На черном лице мальчишки вдруг расцвела ослепительная белозубая улыбка, и он запустил в меня еще одну ягоду. Я с визгом увернулась – он захохотал. Это был завораживающий смех – звенящий водопад веселья. Я принялась оглядываться в поисках ягод, увидела рядом куст и стала рвать «снаряды», уклоняясь от целого града из них, летевшего в меня. Хорошенько вооружившись, я тоже устремилась в атаку – мальчишка нырнул за дерево, и некоторое время мы с визгом и заливистым смехом играли в хитроумную войнушку с отступлениями и внезапными атаками. Играли до тех пор, пока я не рванулась пополнять боеприпасы к другому кусту. Мальчик не дал мне это сделать – в панике кинулся ко мне и толкнул, сбив с ног, а потом замотал головой из стороны в сторону.

– Ты что?! – закричала я, и только тогда увидела страх в его глазах.
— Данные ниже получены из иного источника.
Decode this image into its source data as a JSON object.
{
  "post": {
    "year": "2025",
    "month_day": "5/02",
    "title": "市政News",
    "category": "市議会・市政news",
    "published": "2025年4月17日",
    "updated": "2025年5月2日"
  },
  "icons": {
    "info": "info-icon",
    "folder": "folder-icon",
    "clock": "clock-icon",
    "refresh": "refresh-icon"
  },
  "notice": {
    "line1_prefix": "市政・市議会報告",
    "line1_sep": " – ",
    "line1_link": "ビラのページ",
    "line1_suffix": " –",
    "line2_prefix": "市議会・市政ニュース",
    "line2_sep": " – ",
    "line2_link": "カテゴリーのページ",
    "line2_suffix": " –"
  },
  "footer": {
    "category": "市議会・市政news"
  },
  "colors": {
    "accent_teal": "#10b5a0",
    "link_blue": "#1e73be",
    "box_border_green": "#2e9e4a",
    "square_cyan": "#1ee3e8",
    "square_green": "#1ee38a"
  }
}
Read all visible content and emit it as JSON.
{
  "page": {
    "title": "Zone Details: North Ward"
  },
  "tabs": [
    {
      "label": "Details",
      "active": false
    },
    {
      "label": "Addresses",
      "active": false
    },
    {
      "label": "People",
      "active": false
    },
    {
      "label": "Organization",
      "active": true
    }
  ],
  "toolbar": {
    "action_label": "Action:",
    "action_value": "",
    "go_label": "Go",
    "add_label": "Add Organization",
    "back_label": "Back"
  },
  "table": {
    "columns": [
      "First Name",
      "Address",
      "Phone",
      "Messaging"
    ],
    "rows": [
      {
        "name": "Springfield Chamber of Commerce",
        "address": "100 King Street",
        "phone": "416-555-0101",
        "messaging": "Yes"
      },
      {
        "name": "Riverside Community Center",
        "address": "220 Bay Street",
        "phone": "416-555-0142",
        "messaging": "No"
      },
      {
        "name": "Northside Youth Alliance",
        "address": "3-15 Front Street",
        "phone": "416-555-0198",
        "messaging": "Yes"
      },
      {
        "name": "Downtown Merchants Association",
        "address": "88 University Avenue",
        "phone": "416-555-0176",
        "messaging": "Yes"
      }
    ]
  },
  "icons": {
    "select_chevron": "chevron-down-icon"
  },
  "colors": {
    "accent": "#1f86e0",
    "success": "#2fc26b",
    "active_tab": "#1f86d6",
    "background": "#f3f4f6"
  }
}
Мальчик показал пальцем на куст с ягодами, которые я хотела сорвать – они были очень похожи на те, что служили мне метательными ядрами, – а потом медленно провел пальцем по своей шее.

Я сглотнула, внезапно ослабев от ужаса перед тем, что могла натворить. И услышала колокольчик, созывавший нас на ужин. Вскочив, я побежала к дому, оставив мальчика одного в джунглях…

Воспоминание, к которому я не возвращалась долгие годы, ожило вдруг со всеми подробностями, яркое, невероятно реальное, и сердце защемило так, что трудно стало дышать. Все это время я думала, что Бен там, на острове, и мне казалось, что так будет всегда. Мысли о нем приносили мне утешение. Я так и не поблагодарила его за то, что он спас мне жизнь, а ведь именно это он и сделал тогда.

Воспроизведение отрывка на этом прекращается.